GLI ALIMENTI DEL FUTURO CHE NON VORREMMO – FONTI ALTERNATIVE DI PROTEINE
L’aumento demografico senza precedenti che ha interessato la popolazione umana nell’ultimo dopoguerra (parliamo di circa 70 milioni di persone in più all’anno) e che non accenna a diminuire, tenderà a far aumentare inevitabilmente sempre più il numero di persone malnutrite o denutrite.
Di qui nasce l’interesse per le fonti alternative di proteine, ovvero polipeptidi che non derivano dalle tradizionali fonti vegetali o animali, ma da altri organismi come microbi o alghe.
Alcuni lieviti del genere Torula crescono agevolmente su residui agricoli o scarti di lavorazione (melassi, etc.); una volta additivati con sali ammoniacali, possono fornire buoni quantitativi di proteine alimentari.
Già negli anni ’50 vennero fatti i primi tentativi di coltivare microrganismi, come ad esempio Candida lipolyitica, su substrati di natura idrocarburica. Questo tipo di produzione di proteine di origine microbica da derivati del petrolio ha suscitato polemiche e problematiche non indifferenti: è infatti possibile che alle cellule del microrganismo aderiscano piccole quantità di idrocarburi ritenuti potenzialmente cancerogeni. Fortunatamente le ricerche successive hanno sancito la caratteristica imprescindibile dell’assenza di agenti patogeni o tossici, come garanzia indispensabile all’uso di tali proteine come alimento.
Interessante è invece la coltivazione di alcune alghe verdi microscopiche, come Chlorella, Spirulina e Scenedesmus. Le loro esigenze per crescere appaiono relativamente modeste, tenendo conto che non necessitano di grandi superfici da sottrarre alle tradizionali colture agrarie: acqua, anidride carbonica, ammoniaca e luce solare. In pratica, però, sorgono problemi complessi, in quanto in tali coltivazioni si producono facilmente inquinamenti, mentre difficoltoso appare un congruo apporto di luce solare, fortemente assorbita dalle alghe. Inoltre il sapore piuttosto sgradevole della farina verdastra che da esse si ottiene è un’altra difficoltà da superare, poiché psicologicamente la prospettiva di un’alimentazione con proteine microbiche o con alghe non entusiasma particolarmente il consumatore.
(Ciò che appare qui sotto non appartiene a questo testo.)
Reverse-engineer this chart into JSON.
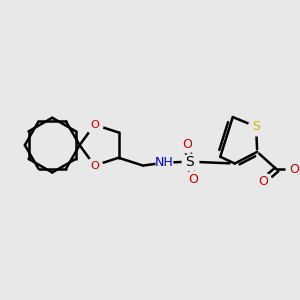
{
  "background_color": "#e8e8e8",
  "bond_color": "#000000",
  "bond_width": 1.8,
  "atom_colors": {
    "S": "#c8b400",
    "S_sulfonyl": "#000000",
    "O": "#cc0000",
    "N": "#0000cc",
    "C": "#000000"
  },
  "figsize": [
    3.0,
    3.0
  ],
  "dpi": 100
}
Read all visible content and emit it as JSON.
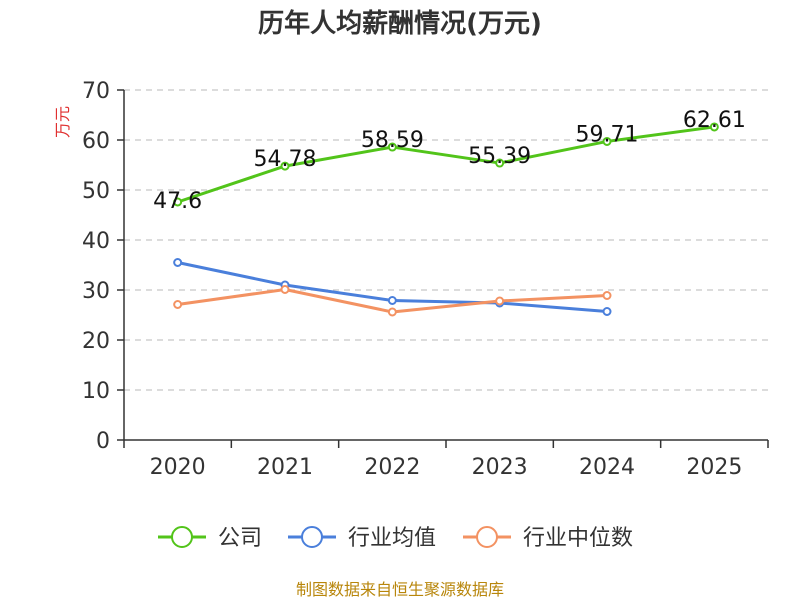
{
  "chart_data": {
    "type": "line",
    "title": "历年人均薪酬情况(万元)",
    "ylabel": "万元",
    "xlabel": "",
    "ylim": [
      0,
      70
    ],
    "yticks": [
      0,
      10,
      20,
      30,
      40,
      50,
      60,
      70
    ],
    "categories": [
      "2020",
      "2021",
      "2022",
      "2023",
      "2024",
      "2025"
    ],
    "grid": true,
    "legend_position": "bottom-center",
    "series": [
      {
        "name": "公司",
        "color": "#52c41a",
        "values": [
          47.6,
          54.78,
          58.59,
          55.39,
          59.71,
          62.61
        ],
        "labels": [
          "47.6",
          "54.78",
          "58.59",
          "55.39",
          "59.71",
          "62.61"
        ]
      },
      {
        "name": "行业均值",
        "color": "#4a7fdb",
        "values": [
          35.5,
          31.0,
          27.9,
          27.4,
          25.7,
          null
        ]
      },
      {
        "name": "行业中位数",
        "color": "#f39262",
        "values": [
          27.1,
          30.1,
          25.6,
          27.8,
          28.9,
          null
        ]
      }
    ]
  },
  "footer": {
    "source": "制图数据来自恒生聚源数据库"
  }
}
Da questo punto di vista un tentativo migliore è stato fatto con gli alimenti semisintetici.
Si parte da sostanze naturali che forniscono proteine meno nobili (soia, semi di cotone, etc.) e si trasformano profondamente, additivandole con le farine di origine microbica o algale cui facevamo precedentemente riferimento, fino a formare una densa pasta che viene poi passata in filiera in modo da ottenere fibre sottili che, opportunamente coagulate, possono assumere forme particolari. L’aggiunta di grassi, aromi sintetici che forniscono i sapori più vari, coloranti, etc. permette di ottenere tritati che possono essere confezionati per il consumatore finale nelle forme più familiari di polpette o salsicce…
Il sapore e la sensazione di mangiare un materiale proteico fibroso rendono tali alimenti più appetibili, nella misura in cui sarà possibile, e francamente ci chiediamo quanto opportuno, superare le fondate remore di coloro che praticano una cultura alimentare, fatta di genuinità e semplicità, come la dieta mediterranea.